Facing our monsters.

What are your monsters?

When I was a child I remember watching Doctor Who, I loved the programme but as the opening credits would start to roll and the music ramped up one thing always happened: ‘Mum! Mum, it’s starting!’ Mum needed to sit with me to watch it with me because I knew scary aliens would make an appearance. No matter what most of us might claim now as children we all had our fears, logical or not it didn’t matter: heights, depths, small spaces or maybe a fear on the monsters under the bed or in the cupboard when the lights went off at night when Mum and Dad seemed a long way off in the front room. The Disney film “Monsters Inc,” turns this fear on its head, it is a wonderful story about the fear of monsters in the closet, when the monsters turn out to be rather lovely, but it is not how we usually see them when we are young. As adults we have our own monsters, they do not tend to be Daleks or scary things under the bed, but they can be just as frightening, health concerns for ourselves or our loved ones, financial worries, or mental health issues, who knows.

I wonder what Jesus’ monster looked like. After the joy of his baptism, I think he heads off into the wilderness to face them,  his sole reason for retreating to the desert was that he must become acquainted with human suffering and temptation, to face ‘the monsters’. Jesus had to know these first-hand and altogether before he could begin his work of offering us forgiveness and peace. That was why Jesus made his way into the wilderness as a human, to encounter, head-on, what all of us go through. Some things do not change, deserts are frightening places because they can and do kill people, they are some of the harshest landscapes on earth and few humans survive there for long. The Judaean desert at the time of Jesus was not much different and Jesus heads into it alone and unprepared, called there or maybe driven there.

St. Mark in his Gospel does not describe the encounter or list the temptations—both Matthew and Luke give fuller accounts. Mark simply states he was in the wilderness forty days. Such a simple few words but they contain so much.

This story—baptism and then temptation in the wilderness is our story: yours and mine.
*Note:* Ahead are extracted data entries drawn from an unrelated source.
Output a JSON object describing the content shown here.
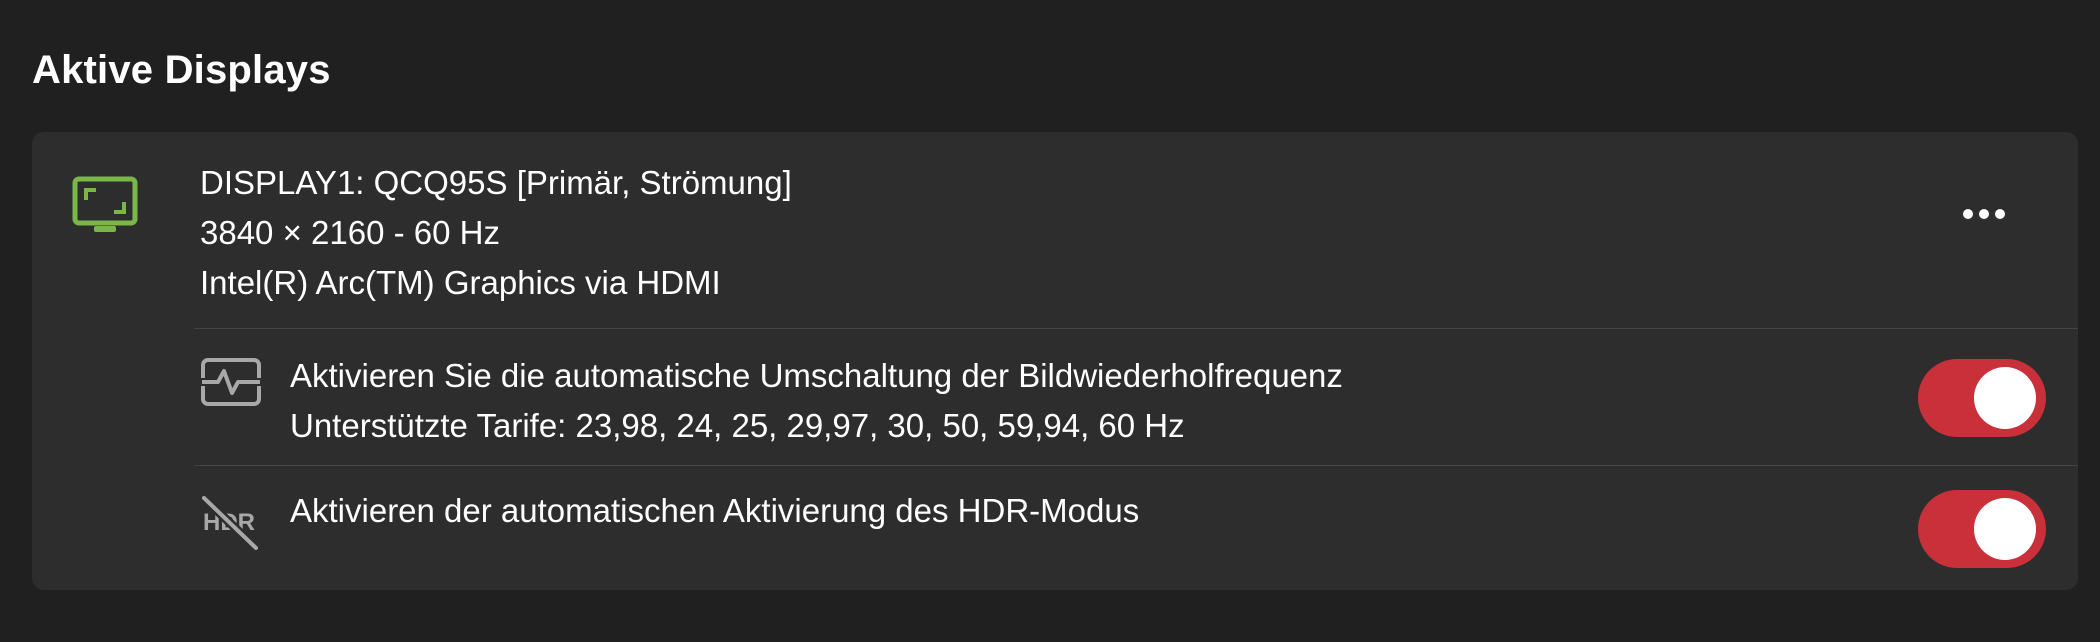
{
  "section": {
    "title": "Aktive Displays"
  },
  "display": {
    "name": "DISPLAY1: QCQ95S [Primär, Strömung]",
    "resolution": "3840 × 2160 - 60 Hz",
    "adapter": "Intel(R) Arc(TM) Graphics via HDMI",
    "icon": "monitor-icon",
    "icon_color": "#7ab648",
    "more_icon": "more-horizontal-icon"
  },
  "settings": [
    {
      "label": "Aktivieren Sie die automatische Umschaltung der Bildwiederholfrequenz",
      "sublabel": "Unterstützte Tarife: 23,98, 24, 25, 29,97, 30, 50, 59,94, 60 Hz",
      "icon": "refresh-rate-icon",
      "enabled": true
    },
    {
      "label": "Aktivieren der automatischen Aktivierung des HDR-Modus",
      "icon": "hdr-off-icon",
      "icon_text": "HDR",
      "enabled": true
    }
  ],
  "colors": {
    "background": "#202020",
    "card": "#2d2d2d",
    "toggle_on": "#c9303a",
    "icon_gray": "#a8a8a8"
  }
}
The first thing that happened to Jesus after his baptism was being driven into the wild places where he was confronted by temptation. Isn’t that true of us? Our life in this world is one of temptation, wilderness wanderings, facing down trouble.

It is easy to pretend that everything is solved by becoming a Christian, that our troubles will cease if we follow the Lord, but we know that is not true at all. We are flesh and blood people—we are not angels. No matter how good our lives, there will be times when we will be driven out into the wilderness and meet our monsters. Our faith will be tested repeatedly. Some of you are there, in the wilderness, right now.
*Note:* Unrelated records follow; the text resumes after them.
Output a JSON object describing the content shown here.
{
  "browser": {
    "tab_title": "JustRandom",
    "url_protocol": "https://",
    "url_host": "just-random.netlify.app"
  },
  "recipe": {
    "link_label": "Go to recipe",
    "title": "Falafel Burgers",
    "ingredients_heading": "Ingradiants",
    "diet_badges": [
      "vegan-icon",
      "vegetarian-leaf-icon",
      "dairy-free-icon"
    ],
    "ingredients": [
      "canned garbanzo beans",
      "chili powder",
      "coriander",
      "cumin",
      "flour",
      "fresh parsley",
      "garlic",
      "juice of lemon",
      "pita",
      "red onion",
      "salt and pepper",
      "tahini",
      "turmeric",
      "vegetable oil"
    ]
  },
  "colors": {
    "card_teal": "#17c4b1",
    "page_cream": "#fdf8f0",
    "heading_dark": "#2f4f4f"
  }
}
During our lives we will go through cycles of testing, some short, some awfully long indeed. Some will leave us battered and bruised, scarred by our encounters in the wilderness. To acknowledge this is not a weakness, it is not a sin, it is a simple fact of life. No matter how strong our faith we are going to feel like some of these encounters, well, we have lost.

But here is the important point of our faith, Jesus understands the battle, that is why he went there himself, and he emerges victorious from the wilderness, so if we often do not, that is ok. He leaves the wilderness to preach and teach and heal, and that includes offering healing to us, here and now and forever. No matter what monsters you may fear, no matter how long your time in the wilderness, remember that simple and unchanging fact. Jesus has been there and came through all of it, for us. We are often weak, but Jesus can be our strength. Through faith in him, we are given strength in our temptation, forgiveness for our sin and God’s presence in our daily walk.